Karya H. Farida Th. Kategori Lainnya
dipublikasikan 06 Maret 2016
Mairik Banih

Mairik banih adalah proses tradisional pemisahan bulir padi dari batangnya yang disebut gayang. Kegiatan mairik banih ini dilakukan secara gotong royong oleh beberapa keluarga bergiliran. Mairik banih ini dilakukan pada malam hari karena siang hari adalah waktu memanen padinya.

Lampu petromak atau biasa disebut seterongking oleh mereka menjadi alat penerangan paling benderang pada masa itu. Lampu-lampu dipasang di empat sudut agar terangnya maksimal. Tangkai-tangkai padi disusun berjejer di tikar anyaman purun. Kemudian kaki-kaki mereka menginjak-injak padi beradu dengan bulir-bulirnya hingga terlepas.?

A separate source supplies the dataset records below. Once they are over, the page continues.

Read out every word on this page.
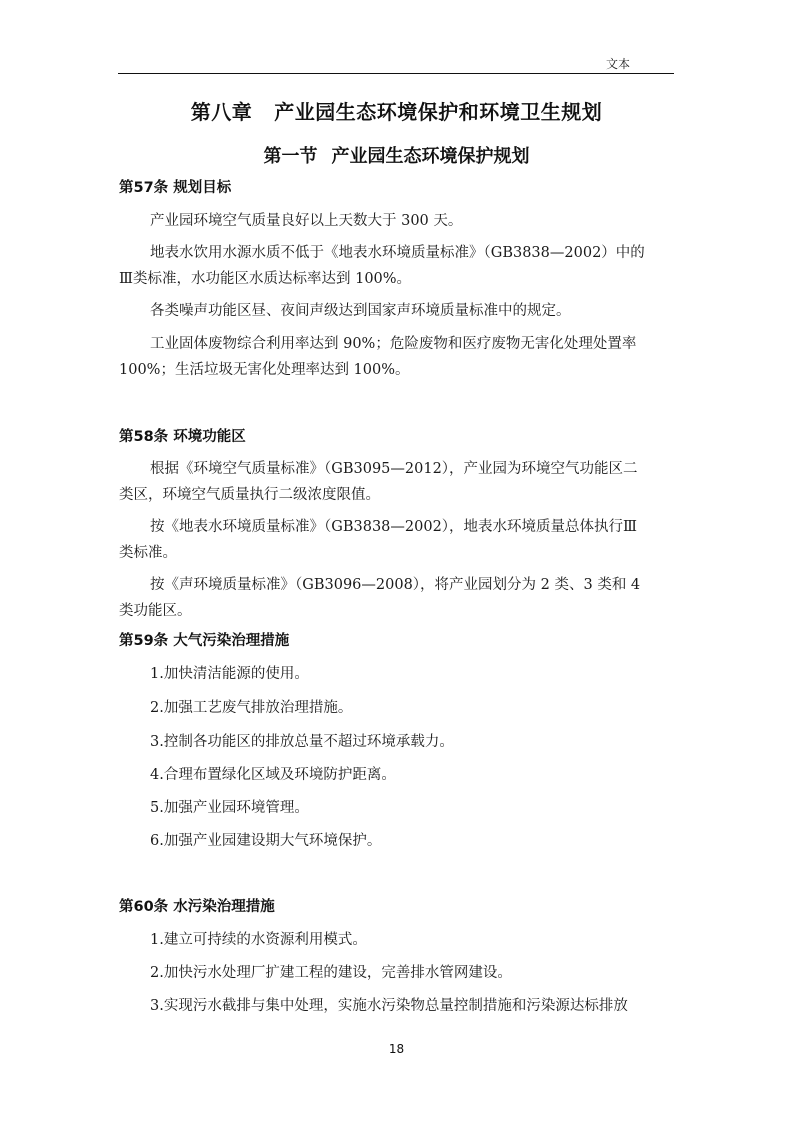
文本
第八章 产业园生态环境保护和环境卫生规划
第一节 产业园生态环境保护规划
第57条 规划目标
产业园环境空气质量良好以上天数大于 300 天。
地表水饮用水源水质不低于《地表水环境质量标准》（GB3838—2002）中的
Ⅲ类标准，水功能区水质达标率达到 100%。
各类噪声功能区昼、夜间声级达到国家声环境质量标准中的规定。
工业固体废物综合利用率达到 90%；危险废物和医疗废物无害化处理处置率
100%；生活垃圾无害化处理率达到 100%。
第58条 环境功能区
根据《环境空气质量标准》（GB3095—2012），产业园为环境空气功能区二
类区，环境空气质量执行二级浓度限值。
按《地表水环境质量标准》（GB3838—2002），地表水环境质量总体执行Ⅲ
类标准。
按《声环境质量标准》（GB3096—2008），将产业园划分为 2 类、3 类和 4
类功能区。
第59条 大气污染治理措施
1.加快清洁能源的使用。
2.加强工艺废气排放治理措施。
3.控制各功能区的排放总量不超过环境承载力。
4.合理布置绿化区域及环境防护距离。
5.加强产业园环境管理。
6.加强产业园建设期大气环境保护。
第60条 水污染治理措施
1.建立可持续的水资源利用模式。
2.加快污水处理厂扩建工程的建设，完善排水管网建设。
3.实现污水截排与集中处理，实施水污染物总量控制措施和污染源达标排放
18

Tangkai-tangkai padi itu diinjak, dibalik-balik, dipelintir dengan kaki. Kaki yang kekar itu lincah kesana kemari. Senandung riang menggema memecah kesunyian. Ahui..ahui..hura ahuiii. Tak terasa sudah tengah malam dan bulir padi telah terkumpul. Gumpalan gayang menggunung. ?Keringat yang mengucur tak terasa, lelahpun tak dirasa..hanya bahagia dengan kekayaan yang baru diperoleh.